Agent.ai is used for building and running AI-powered conversational agents across customer support, sales, and internal knowledge workflows. Organizations deploy Agent.ai to automate FAQs, qualify leads, assist agents with suggested responses, and run internal help desks. The platform connects to document stores and business systems so agents can retrieve accurate, context-aware information.
Yes, Agent.ai provides a RESTful API and SDKs for common languages. The API supports message handling, document ingestion, semantic search, and action invocation via webhooks. Developers use the API to embed agents in apps, stream responses, and implement custom connectors.
Agent.ai starts at $29/month per seat on the Starter plan when billed monthly; the Professional tier is $99/month per seat on monthly billing. Annual billing lowers per-seat rates to $24/month (Starter) and $79/month (Professional). Enterprise pricing is quoted.
Yes, Agent.ai has a Free Plan that includes a sandbox environment, limited conversations, and basic indexing for testing and small-scale evaluations. It is intended for POCs and developer experimentation rather than production workloads.
Yes, Agent.ai integrates with collaboration platforms like Slack and Microsoft Teams. These integrations allow agents to operate inside team channels, send proactive messages, and escalate to human agents while preserving conversational context.

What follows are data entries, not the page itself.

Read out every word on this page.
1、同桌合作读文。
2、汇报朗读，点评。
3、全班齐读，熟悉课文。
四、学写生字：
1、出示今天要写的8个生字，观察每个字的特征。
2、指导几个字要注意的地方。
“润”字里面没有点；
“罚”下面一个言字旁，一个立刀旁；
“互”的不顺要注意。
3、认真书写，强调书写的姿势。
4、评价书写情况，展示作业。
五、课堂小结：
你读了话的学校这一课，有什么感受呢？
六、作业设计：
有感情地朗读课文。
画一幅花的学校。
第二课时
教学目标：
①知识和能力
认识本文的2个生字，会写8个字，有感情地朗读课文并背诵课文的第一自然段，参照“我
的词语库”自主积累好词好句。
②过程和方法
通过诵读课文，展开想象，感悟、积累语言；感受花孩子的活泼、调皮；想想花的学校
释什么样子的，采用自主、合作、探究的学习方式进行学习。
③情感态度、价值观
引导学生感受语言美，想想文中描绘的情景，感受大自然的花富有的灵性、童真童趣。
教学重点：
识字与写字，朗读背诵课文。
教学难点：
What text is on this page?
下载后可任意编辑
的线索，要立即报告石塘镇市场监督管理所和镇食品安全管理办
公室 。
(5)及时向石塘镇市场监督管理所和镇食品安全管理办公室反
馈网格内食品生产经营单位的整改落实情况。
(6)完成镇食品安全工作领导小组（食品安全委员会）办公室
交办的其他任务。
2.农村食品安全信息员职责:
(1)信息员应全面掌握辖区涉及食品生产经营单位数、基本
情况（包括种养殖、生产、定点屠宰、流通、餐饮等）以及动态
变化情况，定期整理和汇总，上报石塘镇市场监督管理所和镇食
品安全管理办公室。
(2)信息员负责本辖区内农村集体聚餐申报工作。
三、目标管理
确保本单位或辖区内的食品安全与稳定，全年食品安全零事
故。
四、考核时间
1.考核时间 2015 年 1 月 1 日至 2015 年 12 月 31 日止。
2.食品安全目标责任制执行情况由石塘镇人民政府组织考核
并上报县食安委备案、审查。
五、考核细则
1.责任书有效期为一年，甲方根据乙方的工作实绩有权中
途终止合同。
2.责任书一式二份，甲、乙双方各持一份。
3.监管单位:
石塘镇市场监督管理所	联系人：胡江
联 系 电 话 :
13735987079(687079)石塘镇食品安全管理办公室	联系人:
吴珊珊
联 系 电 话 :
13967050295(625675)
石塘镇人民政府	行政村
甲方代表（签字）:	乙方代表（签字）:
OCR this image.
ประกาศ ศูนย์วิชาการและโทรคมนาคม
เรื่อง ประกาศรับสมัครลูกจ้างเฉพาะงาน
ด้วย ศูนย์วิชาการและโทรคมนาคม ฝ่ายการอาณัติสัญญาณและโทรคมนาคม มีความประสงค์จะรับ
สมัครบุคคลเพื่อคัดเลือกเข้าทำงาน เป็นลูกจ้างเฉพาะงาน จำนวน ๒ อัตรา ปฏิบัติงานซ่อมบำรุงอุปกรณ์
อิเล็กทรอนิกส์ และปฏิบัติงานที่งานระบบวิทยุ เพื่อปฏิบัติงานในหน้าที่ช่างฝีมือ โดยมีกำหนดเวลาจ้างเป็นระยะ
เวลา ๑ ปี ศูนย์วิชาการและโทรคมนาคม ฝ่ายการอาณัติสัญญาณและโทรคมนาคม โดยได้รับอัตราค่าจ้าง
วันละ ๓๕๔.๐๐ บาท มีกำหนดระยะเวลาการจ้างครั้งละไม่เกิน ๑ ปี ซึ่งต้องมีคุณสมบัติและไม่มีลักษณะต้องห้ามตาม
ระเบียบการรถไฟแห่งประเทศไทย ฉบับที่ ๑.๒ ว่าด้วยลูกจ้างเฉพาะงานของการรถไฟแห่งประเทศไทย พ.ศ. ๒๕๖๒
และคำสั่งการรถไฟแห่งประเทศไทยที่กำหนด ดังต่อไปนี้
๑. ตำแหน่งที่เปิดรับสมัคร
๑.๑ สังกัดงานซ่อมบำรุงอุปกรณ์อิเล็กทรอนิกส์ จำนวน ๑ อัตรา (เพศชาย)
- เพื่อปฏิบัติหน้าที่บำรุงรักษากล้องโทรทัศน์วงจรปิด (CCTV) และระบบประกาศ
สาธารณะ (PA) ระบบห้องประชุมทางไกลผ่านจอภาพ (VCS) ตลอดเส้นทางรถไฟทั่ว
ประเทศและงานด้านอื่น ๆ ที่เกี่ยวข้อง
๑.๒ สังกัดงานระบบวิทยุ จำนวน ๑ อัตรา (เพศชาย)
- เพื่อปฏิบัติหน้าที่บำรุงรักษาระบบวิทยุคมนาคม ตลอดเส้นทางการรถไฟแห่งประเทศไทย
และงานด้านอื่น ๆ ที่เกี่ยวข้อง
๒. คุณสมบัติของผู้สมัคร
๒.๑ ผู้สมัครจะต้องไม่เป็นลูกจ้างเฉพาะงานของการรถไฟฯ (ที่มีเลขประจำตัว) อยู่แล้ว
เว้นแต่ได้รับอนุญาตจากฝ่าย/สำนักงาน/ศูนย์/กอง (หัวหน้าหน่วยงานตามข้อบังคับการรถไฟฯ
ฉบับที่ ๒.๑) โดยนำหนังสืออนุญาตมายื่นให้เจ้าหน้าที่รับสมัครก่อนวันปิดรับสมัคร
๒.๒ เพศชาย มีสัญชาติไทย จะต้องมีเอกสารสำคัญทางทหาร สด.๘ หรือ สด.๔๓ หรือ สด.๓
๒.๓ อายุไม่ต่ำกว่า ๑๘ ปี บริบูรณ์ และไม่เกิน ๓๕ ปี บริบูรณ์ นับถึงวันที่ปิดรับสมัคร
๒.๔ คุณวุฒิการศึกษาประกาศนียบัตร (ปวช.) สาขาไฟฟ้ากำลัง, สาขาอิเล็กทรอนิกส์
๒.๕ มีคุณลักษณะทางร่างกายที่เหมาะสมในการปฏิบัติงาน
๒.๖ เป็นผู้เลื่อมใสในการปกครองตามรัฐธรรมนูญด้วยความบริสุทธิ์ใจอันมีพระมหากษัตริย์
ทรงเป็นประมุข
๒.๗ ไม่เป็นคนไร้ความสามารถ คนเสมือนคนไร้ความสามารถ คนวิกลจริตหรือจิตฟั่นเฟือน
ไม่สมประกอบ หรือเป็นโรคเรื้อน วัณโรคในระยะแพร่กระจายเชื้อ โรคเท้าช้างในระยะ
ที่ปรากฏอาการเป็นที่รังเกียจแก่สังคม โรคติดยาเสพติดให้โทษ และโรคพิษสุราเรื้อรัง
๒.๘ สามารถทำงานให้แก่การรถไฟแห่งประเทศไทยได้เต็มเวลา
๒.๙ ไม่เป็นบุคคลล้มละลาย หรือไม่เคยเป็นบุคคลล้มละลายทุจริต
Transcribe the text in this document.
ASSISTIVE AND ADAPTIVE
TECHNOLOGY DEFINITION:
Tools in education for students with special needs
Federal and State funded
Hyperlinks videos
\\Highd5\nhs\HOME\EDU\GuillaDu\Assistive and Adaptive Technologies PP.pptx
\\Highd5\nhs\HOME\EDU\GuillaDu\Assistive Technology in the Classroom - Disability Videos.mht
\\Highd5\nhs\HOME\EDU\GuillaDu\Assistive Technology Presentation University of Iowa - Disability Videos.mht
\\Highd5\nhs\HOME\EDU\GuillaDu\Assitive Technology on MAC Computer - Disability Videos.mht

Agent.ai supports enterprise compliance controls including SSO and VPC/on-premise deployment options on Enterprise plans. The platform offers role-based access, audit logs, and controls for data retention and redaction; customers with specific regulatory needs can negotiate deployment and contractual protections.
Yes, Agent.ai supports action handlers and webhooks for executing backend tasks. Agents can call authenticated APIs to create tickets, update CRM fields, or trigger workflows in external systems when a user requests an action that requires state change.
Yes, Agent.ai includes a knowledge retrieval layer for indexing private documents and structured data. The platform performs semantic search over PDFs, knowledge bases, and internal docs, and can be configured to prioritize trusted sources and provenance for answers.
Agent.ai scales to handle high-throughput conversational workloads under Professional and Enterprise plans. Higher tiers include increased rate limits, SLA-backed uptime, and options for dedicated infrastructure to meet throughput and latency requirements for large contact centers.
Agent.ai provides documentation, developer guides, and tiered support plans. The Free Plan includes community support and docs; paid plans add email or phone support, onboarding assistance, and enterprise customers receive dedicated customer success resources and training as part of their contract.
Agent.ai hires across product, engineering, sales, and customer success roles. Job listings typically appear on the company’s careers page and LinkedIn where they post openings for machine learning engineers, backend developers, and solutions architects. Candidates with experience in NLP, data engineering, and SaaS operations are commonly sought.
Agent.ai runs partnership and referral programs for agencies and system integrators that implement the platform for customers. Affiliate or reseller terms vary; partners typically receive margin on seats sold and implementation credits for joint sales opportunities. For program details, check Agent.ai's partner information (https://www.agent.ai/partners).
You can find user reviews and comparisons on software review sites like G2 and Capterra, and in technical write-ups on developer blogs and community forums. For the most current feedback and case studies, consult Agent.ai’s customer testimonials and independent reviews on software marketplaces.